18. The apparatus of claim 17, wherein:
the skin penetrating member includes a through hole configured for soft tissue growth therethrough.
19. The apparatus of claim 17, wherein:
the skin penetrating member includes an extender configured to extend its skin penetrating distance.
20. The apparatus of claim 17, wherein:
the skin penetrating component includes a bone penetrating component configured to maintain a position between the skin penetrating component and a bone of a recipient.
21. The apparatus of claim 17, wherein:
the skin penetrating member comprises a platform means in the form of a beam extending away from a longitudinal axis of the skin penetrating member.
22. The apparatus of claim 17, wherein:
the skin penetrating member comprises a platform means in the form of a helical plate extending in a helical manner away from a longitudinal axis of the skin penetrating member.

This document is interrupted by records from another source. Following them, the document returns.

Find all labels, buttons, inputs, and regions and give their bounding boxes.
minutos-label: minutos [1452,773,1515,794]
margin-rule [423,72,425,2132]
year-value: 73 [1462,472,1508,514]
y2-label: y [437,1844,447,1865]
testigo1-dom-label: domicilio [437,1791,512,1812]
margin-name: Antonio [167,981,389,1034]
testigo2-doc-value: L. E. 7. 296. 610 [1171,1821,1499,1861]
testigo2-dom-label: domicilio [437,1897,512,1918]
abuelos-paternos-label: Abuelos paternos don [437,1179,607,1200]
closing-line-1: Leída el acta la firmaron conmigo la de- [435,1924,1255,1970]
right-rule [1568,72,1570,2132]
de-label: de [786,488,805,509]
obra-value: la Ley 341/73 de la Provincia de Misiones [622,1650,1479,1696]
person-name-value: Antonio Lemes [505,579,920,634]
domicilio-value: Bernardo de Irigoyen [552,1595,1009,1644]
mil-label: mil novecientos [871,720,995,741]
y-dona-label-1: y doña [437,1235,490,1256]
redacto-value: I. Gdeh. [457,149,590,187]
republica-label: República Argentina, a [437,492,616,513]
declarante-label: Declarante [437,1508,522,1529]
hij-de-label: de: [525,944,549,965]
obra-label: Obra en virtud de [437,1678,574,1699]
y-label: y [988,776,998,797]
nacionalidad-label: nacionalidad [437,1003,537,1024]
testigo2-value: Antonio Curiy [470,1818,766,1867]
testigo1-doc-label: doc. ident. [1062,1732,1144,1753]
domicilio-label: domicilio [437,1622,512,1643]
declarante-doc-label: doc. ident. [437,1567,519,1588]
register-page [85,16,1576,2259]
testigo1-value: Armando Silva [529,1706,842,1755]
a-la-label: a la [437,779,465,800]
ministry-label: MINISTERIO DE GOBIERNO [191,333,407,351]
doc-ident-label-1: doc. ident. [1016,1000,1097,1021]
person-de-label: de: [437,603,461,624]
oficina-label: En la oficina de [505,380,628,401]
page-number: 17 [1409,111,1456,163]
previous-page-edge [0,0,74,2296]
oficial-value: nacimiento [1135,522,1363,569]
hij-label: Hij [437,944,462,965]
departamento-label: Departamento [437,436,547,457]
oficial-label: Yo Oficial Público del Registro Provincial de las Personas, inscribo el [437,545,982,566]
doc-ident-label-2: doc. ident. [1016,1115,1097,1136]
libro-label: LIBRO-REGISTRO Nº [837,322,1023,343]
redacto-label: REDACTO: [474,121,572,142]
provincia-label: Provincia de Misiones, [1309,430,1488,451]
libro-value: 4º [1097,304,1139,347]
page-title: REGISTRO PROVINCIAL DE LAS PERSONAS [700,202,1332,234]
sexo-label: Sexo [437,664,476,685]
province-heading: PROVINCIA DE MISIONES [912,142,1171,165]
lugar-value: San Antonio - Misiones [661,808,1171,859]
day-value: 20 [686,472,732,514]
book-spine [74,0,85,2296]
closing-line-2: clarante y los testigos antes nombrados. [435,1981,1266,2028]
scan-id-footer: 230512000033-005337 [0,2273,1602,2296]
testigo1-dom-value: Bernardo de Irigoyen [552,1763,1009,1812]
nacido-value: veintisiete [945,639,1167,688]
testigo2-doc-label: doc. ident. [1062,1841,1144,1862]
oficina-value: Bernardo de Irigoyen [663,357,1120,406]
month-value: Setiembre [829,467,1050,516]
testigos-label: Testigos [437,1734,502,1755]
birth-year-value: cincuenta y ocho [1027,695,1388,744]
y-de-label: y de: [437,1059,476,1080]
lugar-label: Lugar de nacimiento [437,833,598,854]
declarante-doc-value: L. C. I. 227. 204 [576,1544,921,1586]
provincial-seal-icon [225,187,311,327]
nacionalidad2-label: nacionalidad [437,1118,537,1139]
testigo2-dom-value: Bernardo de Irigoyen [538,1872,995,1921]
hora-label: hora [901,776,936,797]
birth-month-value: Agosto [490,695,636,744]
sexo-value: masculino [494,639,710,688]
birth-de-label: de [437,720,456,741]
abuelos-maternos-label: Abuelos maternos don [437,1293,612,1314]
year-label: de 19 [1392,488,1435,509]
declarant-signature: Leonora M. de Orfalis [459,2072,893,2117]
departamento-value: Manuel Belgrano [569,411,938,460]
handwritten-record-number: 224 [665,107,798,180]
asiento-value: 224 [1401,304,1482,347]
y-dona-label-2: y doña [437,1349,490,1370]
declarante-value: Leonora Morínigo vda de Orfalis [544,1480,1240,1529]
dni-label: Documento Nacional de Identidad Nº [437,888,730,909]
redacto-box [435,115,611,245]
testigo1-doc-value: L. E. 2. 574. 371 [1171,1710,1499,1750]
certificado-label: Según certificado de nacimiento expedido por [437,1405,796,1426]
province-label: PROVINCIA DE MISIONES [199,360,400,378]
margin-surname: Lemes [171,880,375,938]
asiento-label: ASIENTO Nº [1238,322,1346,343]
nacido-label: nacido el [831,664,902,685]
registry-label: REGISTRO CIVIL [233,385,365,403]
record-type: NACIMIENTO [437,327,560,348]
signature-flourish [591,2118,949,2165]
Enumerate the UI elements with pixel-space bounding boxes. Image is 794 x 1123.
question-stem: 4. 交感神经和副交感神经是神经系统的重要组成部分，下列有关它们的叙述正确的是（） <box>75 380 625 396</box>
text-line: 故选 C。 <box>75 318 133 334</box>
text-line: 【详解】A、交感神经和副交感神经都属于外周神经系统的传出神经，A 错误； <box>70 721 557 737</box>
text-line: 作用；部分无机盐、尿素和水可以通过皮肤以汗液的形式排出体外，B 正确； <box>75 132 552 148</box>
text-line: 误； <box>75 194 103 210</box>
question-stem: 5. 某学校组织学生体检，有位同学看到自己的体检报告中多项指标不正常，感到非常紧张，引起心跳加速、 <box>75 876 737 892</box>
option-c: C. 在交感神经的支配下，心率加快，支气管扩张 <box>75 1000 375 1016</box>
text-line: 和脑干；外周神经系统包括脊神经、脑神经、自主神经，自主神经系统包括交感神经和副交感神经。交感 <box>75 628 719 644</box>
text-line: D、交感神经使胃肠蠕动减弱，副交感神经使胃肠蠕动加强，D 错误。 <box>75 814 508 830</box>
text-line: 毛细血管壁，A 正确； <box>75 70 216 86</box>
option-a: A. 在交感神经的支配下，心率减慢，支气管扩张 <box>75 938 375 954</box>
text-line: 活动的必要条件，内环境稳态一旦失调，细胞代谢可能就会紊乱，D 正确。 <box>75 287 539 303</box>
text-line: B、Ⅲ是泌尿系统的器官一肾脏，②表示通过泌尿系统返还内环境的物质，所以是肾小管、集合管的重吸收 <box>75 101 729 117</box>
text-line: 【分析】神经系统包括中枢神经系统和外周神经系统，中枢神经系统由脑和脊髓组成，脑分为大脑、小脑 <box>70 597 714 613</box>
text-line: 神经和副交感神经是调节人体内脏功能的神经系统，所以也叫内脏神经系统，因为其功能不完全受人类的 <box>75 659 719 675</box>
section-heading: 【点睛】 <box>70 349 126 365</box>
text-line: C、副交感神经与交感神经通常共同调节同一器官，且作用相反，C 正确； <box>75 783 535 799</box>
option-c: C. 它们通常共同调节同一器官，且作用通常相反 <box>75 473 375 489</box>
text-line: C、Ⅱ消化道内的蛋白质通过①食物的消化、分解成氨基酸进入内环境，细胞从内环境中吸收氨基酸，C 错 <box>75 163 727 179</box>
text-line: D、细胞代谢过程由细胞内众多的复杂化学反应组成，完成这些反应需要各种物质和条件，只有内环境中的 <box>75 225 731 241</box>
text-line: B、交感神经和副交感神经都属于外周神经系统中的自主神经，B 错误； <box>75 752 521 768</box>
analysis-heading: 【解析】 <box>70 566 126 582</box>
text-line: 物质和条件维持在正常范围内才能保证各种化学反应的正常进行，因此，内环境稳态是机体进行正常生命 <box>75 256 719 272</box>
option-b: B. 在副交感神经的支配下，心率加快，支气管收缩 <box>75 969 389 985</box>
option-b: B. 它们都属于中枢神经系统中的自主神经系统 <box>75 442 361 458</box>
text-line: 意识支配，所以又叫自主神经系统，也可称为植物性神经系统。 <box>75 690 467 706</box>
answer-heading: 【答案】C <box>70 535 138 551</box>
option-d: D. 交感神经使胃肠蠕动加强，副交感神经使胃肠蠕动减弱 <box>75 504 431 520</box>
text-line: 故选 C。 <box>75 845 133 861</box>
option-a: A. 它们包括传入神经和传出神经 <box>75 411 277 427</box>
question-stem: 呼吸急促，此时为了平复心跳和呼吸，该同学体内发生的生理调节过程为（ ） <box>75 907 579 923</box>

23. The apparatus of claim 17, wherein:
the skin penetrating component includes a platform device having a concave surface on a side facing a recipient's bone.
24. The apparatus of claim 17, wherein:
the skin penetrating component comprises a platform device made of a shape memory material.
25. A bone conduction device, comprising:
means for conducting vibrations generated externally of a recipient to a location below a skin surface of the recipient, wherein
The means for conducting vibrations includes means for anchoring the means for conducting vibrations to the skin of the recipient.
26. The apparatus of claim 25, wherein:
the device for conducting vibrations falls completely within a volume of 15mm x 10mm x 5 mm.
27. The apparatus of claim 25, wherein:
the device for conducting vibrations weighs between 0.05 grams and 0.5 grams.
28. The apparatus of claim 25, wherein:
the means for conducting vibrations comprises a portion configured to extend through soft tissue of the recipient, the portion having a maximum outer diameter of 4mm at a location below a skin surface of the recipient.
29. The apparatus of claim 25, wherein:
the means for conducting vibrations is configured to: when conducting vibrations produced by a vibrator that vibrates in response to captured sound, the hearing perception is effectively evoked.